White:We have this sport right now where guys, fighters, can actually get different sponsors. I have the ability to tell them no. So rather than tell these guys no because we have a sponsor that would be the same, we’re working this thing out where guys (companies) end up just paying us a certain percentage and then they can sponsor whoever they want.
Darren: The last champion that everyone was introduced to was Chuck Liddell -– I think it was UFC 71 –- when he hit mainstream, all over the place, and then he lost. Your current champ is Brock Lesner, fighting tomorrow. He came from the WWE, and he’s a huge part of UFC right now. How important is it for Lesnar to win tomorrow for the UFC?
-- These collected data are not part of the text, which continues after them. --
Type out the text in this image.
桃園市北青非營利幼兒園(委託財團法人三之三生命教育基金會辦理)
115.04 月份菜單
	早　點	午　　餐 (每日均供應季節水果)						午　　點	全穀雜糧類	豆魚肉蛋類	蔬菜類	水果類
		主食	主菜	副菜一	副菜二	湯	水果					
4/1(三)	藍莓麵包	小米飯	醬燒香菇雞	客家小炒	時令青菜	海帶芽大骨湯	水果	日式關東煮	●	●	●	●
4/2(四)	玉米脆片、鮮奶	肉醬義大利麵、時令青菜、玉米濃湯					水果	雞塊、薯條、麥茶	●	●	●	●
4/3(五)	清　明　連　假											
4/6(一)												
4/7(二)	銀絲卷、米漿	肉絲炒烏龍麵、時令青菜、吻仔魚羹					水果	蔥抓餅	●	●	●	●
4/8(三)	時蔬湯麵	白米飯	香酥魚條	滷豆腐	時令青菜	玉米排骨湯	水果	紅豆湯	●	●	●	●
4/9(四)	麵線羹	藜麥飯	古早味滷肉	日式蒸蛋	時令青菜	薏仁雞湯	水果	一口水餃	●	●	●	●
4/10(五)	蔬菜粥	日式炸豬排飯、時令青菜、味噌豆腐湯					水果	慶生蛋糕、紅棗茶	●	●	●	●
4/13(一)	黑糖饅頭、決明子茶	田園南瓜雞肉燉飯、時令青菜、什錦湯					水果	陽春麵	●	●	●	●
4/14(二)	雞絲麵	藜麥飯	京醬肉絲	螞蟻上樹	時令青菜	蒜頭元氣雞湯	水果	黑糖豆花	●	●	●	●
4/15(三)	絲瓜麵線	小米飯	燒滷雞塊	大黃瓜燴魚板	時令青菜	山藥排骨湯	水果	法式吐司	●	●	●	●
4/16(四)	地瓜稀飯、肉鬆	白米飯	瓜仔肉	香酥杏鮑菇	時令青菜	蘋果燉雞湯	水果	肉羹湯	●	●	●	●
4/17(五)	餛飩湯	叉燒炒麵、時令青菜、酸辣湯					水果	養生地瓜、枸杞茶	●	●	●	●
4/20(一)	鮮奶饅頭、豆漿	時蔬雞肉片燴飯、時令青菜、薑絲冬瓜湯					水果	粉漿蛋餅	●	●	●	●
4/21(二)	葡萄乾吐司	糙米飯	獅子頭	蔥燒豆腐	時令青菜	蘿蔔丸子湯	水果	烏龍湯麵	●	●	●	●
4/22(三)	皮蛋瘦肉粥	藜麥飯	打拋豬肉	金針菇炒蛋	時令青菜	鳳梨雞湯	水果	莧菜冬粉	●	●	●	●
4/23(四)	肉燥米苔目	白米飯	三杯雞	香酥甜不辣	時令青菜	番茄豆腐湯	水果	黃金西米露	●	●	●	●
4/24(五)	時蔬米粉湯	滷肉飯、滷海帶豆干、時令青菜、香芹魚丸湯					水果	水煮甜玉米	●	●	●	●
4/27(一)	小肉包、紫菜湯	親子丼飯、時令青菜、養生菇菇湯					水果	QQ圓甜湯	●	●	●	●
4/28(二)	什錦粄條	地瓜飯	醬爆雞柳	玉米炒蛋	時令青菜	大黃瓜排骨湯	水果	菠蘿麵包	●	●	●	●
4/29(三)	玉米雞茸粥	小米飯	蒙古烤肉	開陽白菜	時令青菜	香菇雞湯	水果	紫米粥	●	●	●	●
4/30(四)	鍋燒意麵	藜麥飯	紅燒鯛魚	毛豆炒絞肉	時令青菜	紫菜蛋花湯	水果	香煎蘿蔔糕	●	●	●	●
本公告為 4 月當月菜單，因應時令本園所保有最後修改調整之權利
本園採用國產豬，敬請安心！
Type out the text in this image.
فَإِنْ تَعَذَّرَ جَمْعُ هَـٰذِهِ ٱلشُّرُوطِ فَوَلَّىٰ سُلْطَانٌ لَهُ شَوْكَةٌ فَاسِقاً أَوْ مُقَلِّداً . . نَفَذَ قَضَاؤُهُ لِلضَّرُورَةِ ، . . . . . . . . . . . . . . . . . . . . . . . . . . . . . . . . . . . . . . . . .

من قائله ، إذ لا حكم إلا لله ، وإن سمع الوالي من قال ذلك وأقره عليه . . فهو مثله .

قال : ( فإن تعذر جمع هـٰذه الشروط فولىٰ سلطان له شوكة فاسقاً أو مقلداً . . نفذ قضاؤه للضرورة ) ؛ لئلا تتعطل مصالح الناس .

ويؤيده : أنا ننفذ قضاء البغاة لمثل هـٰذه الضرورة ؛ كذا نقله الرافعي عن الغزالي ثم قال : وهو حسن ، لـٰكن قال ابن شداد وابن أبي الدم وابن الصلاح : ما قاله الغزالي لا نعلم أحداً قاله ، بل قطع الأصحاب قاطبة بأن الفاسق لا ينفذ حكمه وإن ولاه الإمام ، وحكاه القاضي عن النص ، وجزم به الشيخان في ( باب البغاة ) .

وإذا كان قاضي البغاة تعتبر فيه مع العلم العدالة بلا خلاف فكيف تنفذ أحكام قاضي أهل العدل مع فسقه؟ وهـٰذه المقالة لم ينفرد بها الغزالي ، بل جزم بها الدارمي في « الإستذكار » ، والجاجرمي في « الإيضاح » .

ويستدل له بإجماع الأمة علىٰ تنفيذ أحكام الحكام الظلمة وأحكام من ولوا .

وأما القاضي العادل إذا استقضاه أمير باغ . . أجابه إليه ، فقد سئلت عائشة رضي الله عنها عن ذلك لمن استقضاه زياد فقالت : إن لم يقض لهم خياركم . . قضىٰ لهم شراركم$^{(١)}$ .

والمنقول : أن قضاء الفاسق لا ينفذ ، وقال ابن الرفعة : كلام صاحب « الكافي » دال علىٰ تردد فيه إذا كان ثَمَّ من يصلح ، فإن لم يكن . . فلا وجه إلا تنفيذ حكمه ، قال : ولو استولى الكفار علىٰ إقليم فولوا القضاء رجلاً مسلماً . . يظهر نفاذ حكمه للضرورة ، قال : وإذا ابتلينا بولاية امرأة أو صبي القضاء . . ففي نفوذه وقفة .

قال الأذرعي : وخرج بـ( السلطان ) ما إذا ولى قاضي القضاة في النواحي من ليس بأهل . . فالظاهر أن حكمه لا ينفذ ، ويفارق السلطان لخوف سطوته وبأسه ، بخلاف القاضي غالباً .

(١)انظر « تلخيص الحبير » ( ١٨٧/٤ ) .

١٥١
White:That was one of the things that I was really worried in the beginning when I first started with this thing. Chuck Liddell was really our only big, legitimate star in the beginning. We have so many stars now from Brock to George St. Pierre to Forrest Griffin, I could go on for ten minutes telling you about huge pay-per-view stars that we have. We fixed that and built the business and created a lot of stars here on the UFC.
Darren: Unlike many sports, you still have a great growth story to tell. I know you’ve been pushing out that you think that UFC is going to be bigger than soccer in 10 to 15 years in worldwide popularity. What’s your greatest fear in the business?
White:Well, I can tell you right now, for this coming event Saturday, we’re going to be in 75 different countries in 17 different languages. We’ll have it on free TV down in Mexico. Over 300 million people can watch this even this weekend. My biggest fear is time. As fast as this thing is growing, we don’t have – there isn’t enough time in the day. You have to sleep. Other businesses have to shut down and go to sleep at night. If it wasn’t for, you know, time, we would grow a lot faster.
We didn’t get it in, but Dana wanted to add that there’s a UFC viewing party ($30) for those who are in the New York City area at Radio City Music Hall tomorrow night.